El estudio revela que el 58% de limeños está a favor del cambio a una nueva constitución política del Perú. Sorprendentemente, no eligieron la inestabilidad política ni la corrupción como el mayor problema del país, sino la delincuencia. El 47% considera su preocupación principal los asaltos, asesinatos y violencia en general.
Otro dato importante es que, prácticamente, tenemos dos Limas enfrentadas en la visión de familia: los grupos con mayor poder adquisitivo (menos del 8% de la población limeña) y la población de menores recursos (más del 90% de ciudadanos). El 75% se opone al aborto y el 61% se opone al matrimonio del mismo sexo. Lima es, sin duda, una ciudad conservadora.

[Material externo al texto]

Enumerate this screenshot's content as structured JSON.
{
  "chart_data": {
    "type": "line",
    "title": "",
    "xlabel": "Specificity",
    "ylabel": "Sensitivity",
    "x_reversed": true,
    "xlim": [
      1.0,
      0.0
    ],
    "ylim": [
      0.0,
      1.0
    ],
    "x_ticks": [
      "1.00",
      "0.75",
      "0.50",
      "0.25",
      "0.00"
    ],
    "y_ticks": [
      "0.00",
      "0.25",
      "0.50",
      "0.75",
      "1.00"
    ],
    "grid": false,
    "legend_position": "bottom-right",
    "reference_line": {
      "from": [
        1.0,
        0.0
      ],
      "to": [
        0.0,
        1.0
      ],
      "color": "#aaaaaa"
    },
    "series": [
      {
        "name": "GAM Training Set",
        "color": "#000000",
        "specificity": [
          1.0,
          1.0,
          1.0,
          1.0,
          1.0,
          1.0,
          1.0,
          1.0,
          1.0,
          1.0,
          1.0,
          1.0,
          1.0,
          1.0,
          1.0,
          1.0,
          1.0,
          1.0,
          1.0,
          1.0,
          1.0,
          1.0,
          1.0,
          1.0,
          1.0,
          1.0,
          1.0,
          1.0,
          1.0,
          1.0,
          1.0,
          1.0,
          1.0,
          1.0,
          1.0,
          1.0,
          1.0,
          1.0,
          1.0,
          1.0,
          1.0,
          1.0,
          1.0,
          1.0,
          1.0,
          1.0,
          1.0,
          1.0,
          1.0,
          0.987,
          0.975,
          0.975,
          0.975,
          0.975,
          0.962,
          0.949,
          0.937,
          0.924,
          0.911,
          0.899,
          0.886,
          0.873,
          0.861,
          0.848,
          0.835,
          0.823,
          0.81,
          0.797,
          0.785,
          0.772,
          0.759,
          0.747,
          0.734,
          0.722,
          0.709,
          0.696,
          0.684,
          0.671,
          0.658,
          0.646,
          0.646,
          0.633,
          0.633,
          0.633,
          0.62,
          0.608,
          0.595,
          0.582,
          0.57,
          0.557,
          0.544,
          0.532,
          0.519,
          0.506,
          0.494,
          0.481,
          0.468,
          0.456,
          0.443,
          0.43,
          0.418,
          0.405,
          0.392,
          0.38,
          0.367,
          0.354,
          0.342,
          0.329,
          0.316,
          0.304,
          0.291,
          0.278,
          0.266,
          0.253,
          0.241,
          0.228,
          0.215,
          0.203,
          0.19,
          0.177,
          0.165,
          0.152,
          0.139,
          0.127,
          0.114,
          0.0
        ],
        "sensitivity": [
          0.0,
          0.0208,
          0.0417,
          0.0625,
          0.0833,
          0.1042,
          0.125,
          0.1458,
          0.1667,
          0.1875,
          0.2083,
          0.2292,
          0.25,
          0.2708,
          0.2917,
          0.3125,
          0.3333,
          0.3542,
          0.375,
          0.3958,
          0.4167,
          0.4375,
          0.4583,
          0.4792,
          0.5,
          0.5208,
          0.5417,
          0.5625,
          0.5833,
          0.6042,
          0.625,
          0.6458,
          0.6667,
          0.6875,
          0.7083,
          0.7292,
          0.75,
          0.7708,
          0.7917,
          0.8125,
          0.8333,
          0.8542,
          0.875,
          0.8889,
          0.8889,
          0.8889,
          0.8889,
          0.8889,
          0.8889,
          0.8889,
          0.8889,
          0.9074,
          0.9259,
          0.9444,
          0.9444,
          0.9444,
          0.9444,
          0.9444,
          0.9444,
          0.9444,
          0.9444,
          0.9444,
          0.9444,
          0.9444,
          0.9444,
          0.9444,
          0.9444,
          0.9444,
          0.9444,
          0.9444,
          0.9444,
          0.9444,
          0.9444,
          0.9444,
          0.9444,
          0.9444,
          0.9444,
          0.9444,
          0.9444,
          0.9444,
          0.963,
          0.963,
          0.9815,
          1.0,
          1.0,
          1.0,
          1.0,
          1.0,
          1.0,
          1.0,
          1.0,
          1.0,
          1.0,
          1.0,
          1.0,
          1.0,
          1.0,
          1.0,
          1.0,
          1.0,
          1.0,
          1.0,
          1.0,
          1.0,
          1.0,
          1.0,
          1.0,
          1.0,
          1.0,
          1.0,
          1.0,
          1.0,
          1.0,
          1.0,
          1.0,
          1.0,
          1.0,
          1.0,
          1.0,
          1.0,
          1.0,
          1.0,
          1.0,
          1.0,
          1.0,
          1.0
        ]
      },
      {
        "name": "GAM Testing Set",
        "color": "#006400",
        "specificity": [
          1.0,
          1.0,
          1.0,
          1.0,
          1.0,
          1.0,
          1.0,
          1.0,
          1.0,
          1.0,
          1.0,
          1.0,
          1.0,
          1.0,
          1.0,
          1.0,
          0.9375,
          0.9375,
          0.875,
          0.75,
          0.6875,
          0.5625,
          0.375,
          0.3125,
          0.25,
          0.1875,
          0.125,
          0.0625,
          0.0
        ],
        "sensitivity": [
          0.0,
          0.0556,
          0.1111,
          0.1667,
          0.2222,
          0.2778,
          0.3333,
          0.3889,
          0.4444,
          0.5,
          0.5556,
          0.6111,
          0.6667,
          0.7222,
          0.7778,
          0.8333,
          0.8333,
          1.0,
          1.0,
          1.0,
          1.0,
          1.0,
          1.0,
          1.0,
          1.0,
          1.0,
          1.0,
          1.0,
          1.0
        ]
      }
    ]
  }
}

Respecto a la informalidad, el 57% señala que no hay incentivos para ser formal y formalizarse resulta muy caro, mientras que un 24% indica que no sabe cómo formalizarse o que resulta un proceso muy complicado.
Lo cierto es que esta última fotografía del año respecto a la voz que los nuevos limeños llevan en su interior, cuando preguntamos por temas polémicos que usualmente evitamos conversar, nos lleva a hacernos preguntas claves respecto de quiénes somos, quiénes queremos ser y quiénes podemos ser. Tarea que aún sigue pendiente, a pesar de 200 años de independencia republicana.
Sabemos que la nuestra es una sociedad en construcción. Sabemos que el pensamiento social no es estático. Sabemos que, afortunadamente, el imaginario popular cambia. Pero lo ideal es que ese pensamiento evolucione con el tiempo, no que se detenga en él. El reto es que la energía retrógrada no se consolide, pues difícilmente nos permitirá avanzar para incluir, porque su naturaleza hoy es excluyente y discriminadora. Algo anda mal y debemos seguir investigando para detectar aquellos puntos críticos que nos permitan salir de esta inercia y seguir avanzando.